Поразительно, какую можно развить активность, когда не с чем сразиться, кроме своего отчаяния. Все происходит как бы само по себе. И превращается в драму… в мелодраму. Земля закачалась под ногами, когда до меня дошло, что ни вспышки гнева, ни угрозы, ни проявления печали, нежности или раскаяния — ничего из того, что я говорил или делал, не имеют для нее никакого значения. Так называемый мужчина, глубоко запрятав обиду и скорбь, не стал бы терпеть эту комедию и ушел. Маленькая чертовка!
Но я не был больше мужчиной. Я был вернувшейся в дикое состояние тварью. Последнее время меня не покидала паника. Чем больше меня гнали, тем навязчивее я становился. Чем больше оскорбляли и унижали, тем сильнее я жаждал наказания. Моля о чуде, я не готовил для него почву. Более того, у меня недоставало мужества осуждать ее, или Стасю, или кого-нибудь еще, даже себя, хотя я часто изображал притворное негодование. И как бы мне того ни хотелось, я не мог заставить себя поверить, что все произошло случайно. У меня хватало ума понять: положение, в котором мы оказались, возникло не на пустом месте. Нет, вынужден был признать я, оно готовилось достаточно долго. Более того, я так часто обращался мыслями в прошлое, что помнил все до мельчайших подробностей. Когда ты доведен до крайнего отчаяния, что толку знать, где совершил первую роковую ошибку? Какое это имеет значение? Важно лишь то, что происходит сейчас.
Как же вырваться из тисков?
Снова и снова бился я головой о стену, пытаясь разрешить этот вопрос. И если б мог, то вырвал и растоптал свой мозг. Что бы я ни делал, что бы ни думал, что бы ни предпринимал, тиски не разжимались.
Неужели любовь превратила меня в пленника?
Как мог я знать? Чувства мои пребывали в смятении, они менялись каждую минуту. Глупо спрашивать умирающего, не голоден ли он.
Возможно, вопрос следует поставить иначе. Например, так: «Можно ли вновь обрести утраченное?»

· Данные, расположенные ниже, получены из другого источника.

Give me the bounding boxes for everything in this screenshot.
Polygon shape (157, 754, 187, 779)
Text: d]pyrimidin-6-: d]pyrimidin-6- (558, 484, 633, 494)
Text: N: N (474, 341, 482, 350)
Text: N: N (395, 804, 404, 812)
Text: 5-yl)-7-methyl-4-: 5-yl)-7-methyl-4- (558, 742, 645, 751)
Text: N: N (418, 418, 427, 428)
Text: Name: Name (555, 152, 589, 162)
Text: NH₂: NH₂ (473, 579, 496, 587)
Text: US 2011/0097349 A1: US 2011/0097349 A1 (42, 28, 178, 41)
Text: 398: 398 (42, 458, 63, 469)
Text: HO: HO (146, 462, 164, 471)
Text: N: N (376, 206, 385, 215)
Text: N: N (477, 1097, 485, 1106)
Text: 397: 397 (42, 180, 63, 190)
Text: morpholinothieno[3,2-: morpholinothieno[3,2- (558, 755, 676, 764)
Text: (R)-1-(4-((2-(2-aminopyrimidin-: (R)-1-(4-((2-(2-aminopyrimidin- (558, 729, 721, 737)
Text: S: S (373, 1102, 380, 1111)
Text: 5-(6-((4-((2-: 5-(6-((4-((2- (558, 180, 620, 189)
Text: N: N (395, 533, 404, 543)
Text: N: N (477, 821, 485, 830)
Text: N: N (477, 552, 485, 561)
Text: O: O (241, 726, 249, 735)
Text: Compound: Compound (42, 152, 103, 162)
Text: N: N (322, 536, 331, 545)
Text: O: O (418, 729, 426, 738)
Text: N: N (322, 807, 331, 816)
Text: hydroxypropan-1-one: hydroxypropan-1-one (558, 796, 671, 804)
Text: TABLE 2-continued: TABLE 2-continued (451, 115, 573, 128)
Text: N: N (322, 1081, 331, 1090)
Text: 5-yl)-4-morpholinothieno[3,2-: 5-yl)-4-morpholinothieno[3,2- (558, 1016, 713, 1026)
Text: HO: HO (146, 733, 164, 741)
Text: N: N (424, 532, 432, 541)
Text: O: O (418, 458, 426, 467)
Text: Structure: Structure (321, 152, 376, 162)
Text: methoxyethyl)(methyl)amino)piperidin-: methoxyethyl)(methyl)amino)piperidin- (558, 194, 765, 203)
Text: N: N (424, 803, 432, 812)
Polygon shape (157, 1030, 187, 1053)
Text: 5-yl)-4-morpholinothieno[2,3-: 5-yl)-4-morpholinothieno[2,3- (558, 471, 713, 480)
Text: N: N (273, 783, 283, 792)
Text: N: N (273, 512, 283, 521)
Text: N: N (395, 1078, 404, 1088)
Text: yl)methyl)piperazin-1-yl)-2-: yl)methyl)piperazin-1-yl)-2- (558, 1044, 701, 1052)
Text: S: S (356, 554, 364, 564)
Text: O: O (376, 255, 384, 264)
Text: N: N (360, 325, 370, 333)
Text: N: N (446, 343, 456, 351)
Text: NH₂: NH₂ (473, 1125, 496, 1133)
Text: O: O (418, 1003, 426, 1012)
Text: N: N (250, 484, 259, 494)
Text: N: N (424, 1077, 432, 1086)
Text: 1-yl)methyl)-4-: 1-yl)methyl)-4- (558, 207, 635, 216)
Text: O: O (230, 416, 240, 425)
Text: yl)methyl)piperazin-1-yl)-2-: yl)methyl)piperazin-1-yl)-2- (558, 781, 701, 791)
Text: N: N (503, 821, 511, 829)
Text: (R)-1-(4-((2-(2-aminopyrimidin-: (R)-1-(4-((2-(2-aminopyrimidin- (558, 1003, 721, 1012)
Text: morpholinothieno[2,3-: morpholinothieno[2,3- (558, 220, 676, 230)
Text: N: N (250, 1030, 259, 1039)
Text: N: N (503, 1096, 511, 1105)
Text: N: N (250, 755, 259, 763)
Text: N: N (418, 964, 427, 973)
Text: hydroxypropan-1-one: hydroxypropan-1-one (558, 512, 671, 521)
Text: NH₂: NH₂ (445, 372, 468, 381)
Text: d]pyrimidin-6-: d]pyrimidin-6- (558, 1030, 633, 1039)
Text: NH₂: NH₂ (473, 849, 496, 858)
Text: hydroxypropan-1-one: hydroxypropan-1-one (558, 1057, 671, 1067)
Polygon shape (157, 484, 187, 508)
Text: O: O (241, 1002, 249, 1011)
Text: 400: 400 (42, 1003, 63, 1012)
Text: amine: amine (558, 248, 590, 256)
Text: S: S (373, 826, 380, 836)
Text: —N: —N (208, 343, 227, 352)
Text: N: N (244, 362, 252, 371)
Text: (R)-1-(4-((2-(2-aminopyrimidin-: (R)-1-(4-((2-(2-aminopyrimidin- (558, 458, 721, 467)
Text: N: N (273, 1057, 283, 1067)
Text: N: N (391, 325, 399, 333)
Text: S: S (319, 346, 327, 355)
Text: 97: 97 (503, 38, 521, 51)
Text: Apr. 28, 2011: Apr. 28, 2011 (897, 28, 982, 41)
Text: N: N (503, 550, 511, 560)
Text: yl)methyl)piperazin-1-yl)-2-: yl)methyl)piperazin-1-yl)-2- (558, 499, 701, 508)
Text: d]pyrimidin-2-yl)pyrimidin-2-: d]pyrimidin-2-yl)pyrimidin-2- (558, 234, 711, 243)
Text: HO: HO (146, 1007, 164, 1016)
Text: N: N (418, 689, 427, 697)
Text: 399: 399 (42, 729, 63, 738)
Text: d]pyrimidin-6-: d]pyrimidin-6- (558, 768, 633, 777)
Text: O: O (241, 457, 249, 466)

Разумный человек, тот, что обладает здравым смыслом, ответит: нет. Однако дурак скажет: да.
А кто такой дурак, если не верующий человек, игрок без всяких шансов на успех?
Нет ничего такого, что, однажды утратив,
нельзя было бы возвратить.
Кто это говорит? Бог внутри нас. Адам, уцелевший после пожара и потопа. И ангелы.
Задумайтесь, циники! Если искупление недостижимо, разве существовала бы любовь? Даже любовь к себе?
Возможно, Рай, который я так отчаянно старался обрести вновь, уже не был прежним… По эту сторону магического круга время летит с космической скоростью.
Чем был этот утраченный Рай? Что было в нем самым важным? Возможность переживать порой миги блаженства? Или вера, которую вдохнула в меня любимая? Вера в мои силы. Или то, что мы были связаны так же тесно, как сиамские близнецы?
Каким простым и ясным все предстает сейчас. Всю мою историю можно изложить в нескольких словах: я утратил способность внушать любовь. Тьма окутала меня. Страх навсегда потерять любимую застлал глаза. Было бы легче, если б она умерла.
Потерянный и несчастный, блуждал я во тьме, которую сам же и породил, как если бы за мной неотступно следовал демон. В состоянии душевного смятения я иногда становился на четвереньки и, подобно зверю, хватал голыми руками и душил, мял, кромсал все, что, по моему мнению, угрожало моему домашнему очагу. Как-то под руку мне подвернулась кукла, как-то — дохлая крыса. А однажды — кусок засохшего сыра. Я «убивал» днем и ночью. И чем больше убивал, тем быстрее множились ряды моих врагов и противников.
Как необъятен мир фантомов! Поистине неистощим!
Почему я не покончил с собой? Я пытался, но у меня ничего не вышло. И тогда я решил, что проще свести жизнь к минимуму.
Жить только разумом, одним разумом — надежный путь к полной пустоте. Это все равно что стать жертвой вечно работающей машины, которая тебя крутит, дробит и перемалывает.
Машина разума.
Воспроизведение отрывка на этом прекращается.